14. Dezember 2016 Jörg Reiners

BAG Grundeinkommen fordert mehr Basisdemokratie in der Partei

Unsere Partei treibt seit etlicher Zeit um, ob sie einer sanktionsfreien Mindestsicherung als Fundament ihrer Sozialpolitik vertrauen oder lieber doch der "konkreten Utopie" des emanzipatorischen Grundeinkommens den Weg bereiten möchte. Unsere BAG hat in den vergangenen zehn Jahren in intensiver Kleinarbeit ein Konzept für ein Grundeinkommen ausformuliert, das sich von den gängigen Grundeinkommensmodellen erheblich unterscheidet. Unser Konzept beinhaltet nämlich nahezu vollständig linke Positionen und Forderungen.
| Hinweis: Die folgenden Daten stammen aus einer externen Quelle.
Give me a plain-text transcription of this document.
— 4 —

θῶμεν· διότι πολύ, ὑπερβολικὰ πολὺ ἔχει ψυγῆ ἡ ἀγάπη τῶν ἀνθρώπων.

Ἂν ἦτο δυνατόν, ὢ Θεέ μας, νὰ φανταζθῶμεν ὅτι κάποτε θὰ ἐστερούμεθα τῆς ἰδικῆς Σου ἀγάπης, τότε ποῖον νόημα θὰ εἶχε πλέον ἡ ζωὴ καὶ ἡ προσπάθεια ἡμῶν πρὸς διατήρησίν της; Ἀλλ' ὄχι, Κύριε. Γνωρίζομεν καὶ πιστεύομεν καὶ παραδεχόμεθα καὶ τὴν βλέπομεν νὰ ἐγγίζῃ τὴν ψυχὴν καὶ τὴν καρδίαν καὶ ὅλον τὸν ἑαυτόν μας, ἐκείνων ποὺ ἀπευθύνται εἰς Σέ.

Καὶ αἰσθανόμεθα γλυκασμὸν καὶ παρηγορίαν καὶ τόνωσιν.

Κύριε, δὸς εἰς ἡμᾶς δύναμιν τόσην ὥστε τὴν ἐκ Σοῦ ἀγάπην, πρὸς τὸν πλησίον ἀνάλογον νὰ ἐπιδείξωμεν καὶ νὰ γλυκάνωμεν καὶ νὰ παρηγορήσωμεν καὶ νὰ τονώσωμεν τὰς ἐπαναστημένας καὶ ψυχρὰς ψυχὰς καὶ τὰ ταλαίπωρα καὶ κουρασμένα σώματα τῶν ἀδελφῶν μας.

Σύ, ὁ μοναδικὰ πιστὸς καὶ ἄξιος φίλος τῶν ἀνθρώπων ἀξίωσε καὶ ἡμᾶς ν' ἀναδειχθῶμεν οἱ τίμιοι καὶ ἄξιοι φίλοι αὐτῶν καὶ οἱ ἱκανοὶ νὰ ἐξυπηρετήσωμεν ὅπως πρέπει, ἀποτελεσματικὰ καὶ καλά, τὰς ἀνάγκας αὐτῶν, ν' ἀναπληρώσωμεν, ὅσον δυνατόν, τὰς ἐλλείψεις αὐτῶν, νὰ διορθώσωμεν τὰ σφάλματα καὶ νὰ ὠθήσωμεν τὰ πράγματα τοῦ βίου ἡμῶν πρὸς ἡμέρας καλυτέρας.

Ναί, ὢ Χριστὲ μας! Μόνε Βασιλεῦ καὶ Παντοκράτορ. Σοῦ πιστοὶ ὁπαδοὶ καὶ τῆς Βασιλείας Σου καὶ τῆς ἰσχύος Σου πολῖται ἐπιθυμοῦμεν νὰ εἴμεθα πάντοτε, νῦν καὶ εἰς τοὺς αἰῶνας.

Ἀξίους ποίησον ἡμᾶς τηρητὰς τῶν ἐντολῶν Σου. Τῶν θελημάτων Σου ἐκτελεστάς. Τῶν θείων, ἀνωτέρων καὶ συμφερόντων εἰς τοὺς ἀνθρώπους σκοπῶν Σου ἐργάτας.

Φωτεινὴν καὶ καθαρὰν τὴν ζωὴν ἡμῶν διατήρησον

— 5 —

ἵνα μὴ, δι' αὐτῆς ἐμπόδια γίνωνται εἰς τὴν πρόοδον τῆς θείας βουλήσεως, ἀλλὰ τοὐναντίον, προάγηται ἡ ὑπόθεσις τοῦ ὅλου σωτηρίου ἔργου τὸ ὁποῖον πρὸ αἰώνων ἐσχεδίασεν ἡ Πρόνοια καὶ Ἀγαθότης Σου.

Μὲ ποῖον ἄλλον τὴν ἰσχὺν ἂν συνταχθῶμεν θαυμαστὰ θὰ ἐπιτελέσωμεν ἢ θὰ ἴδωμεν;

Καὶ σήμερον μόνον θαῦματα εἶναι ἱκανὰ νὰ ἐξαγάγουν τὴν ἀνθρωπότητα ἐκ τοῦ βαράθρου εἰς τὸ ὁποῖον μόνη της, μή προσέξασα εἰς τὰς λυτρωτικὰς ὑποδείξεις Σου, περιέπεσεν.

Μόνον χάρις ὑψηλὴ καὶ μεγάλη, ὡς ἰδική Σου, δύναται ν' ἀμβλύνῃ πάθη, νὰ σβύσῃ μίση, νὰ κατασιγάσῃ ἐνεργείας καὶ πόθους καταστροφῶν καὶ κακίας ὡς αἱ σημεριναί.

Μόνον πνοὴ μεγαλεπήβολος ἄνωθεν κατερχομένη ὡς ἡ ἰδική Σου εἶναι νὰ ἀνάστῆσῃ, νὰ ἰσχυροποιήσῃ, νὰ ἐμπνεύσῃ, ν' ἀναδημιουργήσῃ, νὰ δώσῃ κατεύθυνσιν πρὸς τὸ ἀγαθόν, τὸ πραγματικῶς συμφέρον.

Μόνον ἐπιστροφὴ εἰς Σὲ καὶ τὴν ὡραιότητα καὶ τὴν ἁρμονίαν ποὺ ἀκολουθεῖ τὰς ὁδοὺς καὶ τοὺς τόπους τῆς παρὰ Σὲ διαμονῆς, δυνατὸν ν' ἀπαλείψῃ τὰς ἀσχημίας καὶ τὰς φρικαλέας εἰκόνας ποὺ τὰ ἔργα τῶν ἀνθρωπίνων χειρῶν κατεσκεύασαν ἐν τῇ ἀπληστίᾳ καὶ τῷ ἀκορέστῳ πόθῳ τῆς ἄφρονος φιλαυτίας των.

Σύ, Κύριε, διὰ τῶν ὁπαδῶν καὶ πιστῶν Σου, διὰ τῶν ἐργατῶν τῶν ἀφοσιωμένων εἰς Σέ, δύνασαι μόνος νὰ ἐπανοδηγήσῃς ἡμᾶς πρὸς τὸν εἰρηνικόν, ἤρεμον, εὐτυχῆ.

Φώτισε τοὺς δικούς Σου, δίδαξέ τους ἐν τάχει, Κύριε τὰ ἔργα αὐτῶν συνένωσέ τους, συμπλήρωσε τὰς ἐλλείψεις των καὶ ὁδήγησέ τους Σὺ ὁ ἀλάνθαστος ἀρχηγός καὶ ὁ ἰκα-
Immer noch tun sich viele Parteimitglieder mit unserem Konzept schwer. Und das, obwohl wir unser Konzept zu Papier gebracht, es in zahlreichen Veranstaltungen in den Parteigliederungen bekanntgemacht haben und es längst Einzug in den allgemeinen Grundeinkommensdiskurs gehalten hat. Es ist mitunter erstaunlich, dass Menschen außerhalb unserer Partei unser Konzept oftmals besser kennen als unsere eigenen Genossinnen und Genossen!

Stattdessen folgen viele Parteimitglieder einem sozialpolitischen Ansatz, über das es so gut wie Informationen gibt. Oder kennt Jemand von Euch eine Broschüre über die "Sanktionsfreie Mindestsicherung"? Und das, obwohl unsere Partei selbst zu "Nischenthemen" umgehend zumindest einen Flyer druckt.

Der Landesverband Sachsen hat beim letzten Bundesparteitag in Magdeburg beantragt, die Parteiführung möge es ermöglichen, dass die Mitglieder bis zum Ende des laufenden Jahrzehnts dahingehend befragt werden, ob sie sich für ein Grundeinkommen aussprechen oder nicht. Dieser Antrag hätte auch unsere BAG in Zugzwang versetzt. Doch diesen Impuls hätten wir gerne aufgenommen.

Wie bekannt hat der Parteitag den Antrag an den Bundesausschuss verwiesen. Der Bundesausschuss hat den Antrag dann auf nimmer Wiedersehen zu den Akten gelegt. Ganz nach dem Motto "Was nicht sein darf, das nicht sein kann!" Hier fehlte schlicht der Mut, sowie die erforderliche Einsicht. Und das, obwohl unsere Partei sich ansonsten basisdemokratischen Strukturen zu öffnen vorgibt.

Auf Dauer lässt sich dieses Spiel nicht fortsetzen. Jeder "Burgfrieden" stösst irgendwann an seine Grenze. Klarheit ist das Gebot der Stunde! Hat die Parteiführung vielleicht doch Angst vor dem Votum ihrer Mitglieder? Ein Schelm, wer Böses dabei denkt. Wir jedenfalls trauen unseren Parteimitgliedern schon zu, entsprechende Modellkenntnis vorausgesetzt, die Spreu vom Weizen zu trennen. Wir hätten den Disput mit den innerparteilichen Gegnern unseres BGE-Modells allzu gerne aufgenommen. Deshalb vollziehen wir nun den ersten Schritt auf unsere Mitglieder zu: Wir fragen die Parteimitglieder nach ihrer Meinung.

Mit unserem Umfrage-Modul können die Genossinnen und Genossen ihr Urteil fällen. Wir spielen mit offenen Karten:

  • unser Konzept kann in der Broschüre nachgelesen werden 
  • unsere Veranstaltungen stehen allen Genossinnen und Genossen offen
  • wir sind zur Diskussion über nahezu alle wichtigen sozialen Medien erreichbar
  • und wir antworten sogar auf eingehende E-Mails.

Liebe Genossinnen und Genossen! Nehmt Euch die Zeit und setzt Euch mit unserem Konzept auseinander, stellt uns Eure Fragen, aber lasst diese Möglichkeit, Euch selbst zu Wort zu melden, nicht ungenutzt verstreichen.